Higher growth in non-retail loans offsets marginal slowdown in retail loans

The Centre’s demonetisation move was expected to have a big impact on the real estate market, leading to correction in home prices and slackening of demand, and hence pain to housing finance companies (HFCs).

But market leader HDFC (Housing Development Finance Corporation) continued its steady performance in the latest December quarter. The company’s 17 per cent growth in core net interest income was led by about 16 per cent growth in total loans (net of loans sold to HDFC Bank).

HDFC’s healthy loan growth has been driven by higher growth in its non-retail segment.

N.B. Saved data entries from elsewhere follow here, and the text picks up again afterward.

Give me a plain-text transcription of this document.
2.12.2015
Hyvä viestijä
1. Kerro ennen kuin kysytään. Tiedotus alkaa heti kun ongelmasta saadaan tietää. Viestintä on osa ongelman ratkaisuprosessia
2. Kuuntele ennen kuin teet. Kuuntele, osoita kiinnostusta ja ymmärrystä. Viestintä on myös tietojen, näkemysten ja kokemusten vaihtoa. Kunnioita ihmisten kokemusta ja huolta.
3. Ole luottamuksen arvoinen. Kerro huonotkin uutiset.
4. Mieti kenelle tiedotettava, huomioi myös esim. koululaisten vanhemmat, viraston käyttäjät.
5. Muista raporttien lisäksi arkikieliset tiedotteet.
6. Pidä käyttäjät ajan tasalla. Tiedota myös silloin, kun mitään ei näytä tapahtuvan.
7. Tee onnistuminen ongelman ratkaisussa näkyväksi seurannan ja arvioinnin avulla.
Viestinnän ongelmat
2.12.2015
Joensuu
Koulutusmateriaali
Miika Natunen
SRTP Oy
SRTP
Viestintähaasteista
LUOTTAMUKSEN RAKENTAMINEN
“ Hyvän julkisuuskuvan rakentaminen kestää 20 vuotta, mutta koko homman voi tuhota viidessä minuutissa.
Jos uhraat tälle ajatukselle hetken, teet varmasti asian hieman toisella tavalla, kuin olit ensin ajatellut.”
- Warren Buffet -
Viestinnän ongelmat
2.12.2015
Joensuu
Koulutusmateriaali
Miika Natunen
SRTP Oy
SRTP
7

This segment, which has been impacted by the overall slowdown in the market, has been inching up in recent quarters. In the December quarter, in particular the growth in this segment was led by lease rental discounting — a loan against rental receipts from lease contracts with corporate tenants.

Overall, the growth in non-retail loans stood at 17 per cent year on year in the December quarter, up from 13 per cent in the September quarter.

In the retail loan segment, growth slowed marginally, but remained healthy.

After growing by 17 per cent in the September quarter, retail loans (net of loans sold to HDFC Bank) grew 15 per cent in the December quarter.

The management stated that there was some slowdown in loan enquiries in the December quarter, but there has been an uptick in January. While demonetisation could lead to buyers deferring purchases on expectation of correction in prices, over the long run, the growth for HDFC is likely to be in good stead.

Dominant leadership position in the housing finance market has been a key reason for the company’s healthy growth in the last couple of years.

HDFC’s retail loan book has grown at a rate which is at least 5 per cent above banks’ growth in this segment. Also, demonetisation taking a toll on home prices will have a greater impact on players that have grown their loan book by price increases rather than volumes.

For HDFC, though, the growth in its retail loans (about 23-25 per cent over the last three years) has mainly been driven by volumes. Currently, HDFC’s average loan size is about Rs 25.7 lakhs. Besides as transparency in deals increase, loan amount can move up substantially.

One of the key strengths of HDFC is its ability to diversify its source of funding. This has aided margins in the past. The large liquidity in the system post demonetisation has led to a sharp fall in rates, resulting in lower cost of funds.

The company’s spread loans (return on loans less cost of borrowings) have gone up marginally in the December quarter. The spread has moved up from 2.28 per cent in the September quarter to 2.34 per cent in the December quarter.

HDFC’s gross non-performing assets (GNPA) in the December quarter has marginally gone up to 0.81 per cent of loans from 0.76 per cent in the September quarter. The 5-odd basis points sequential increase has been across retail and non-retail segment.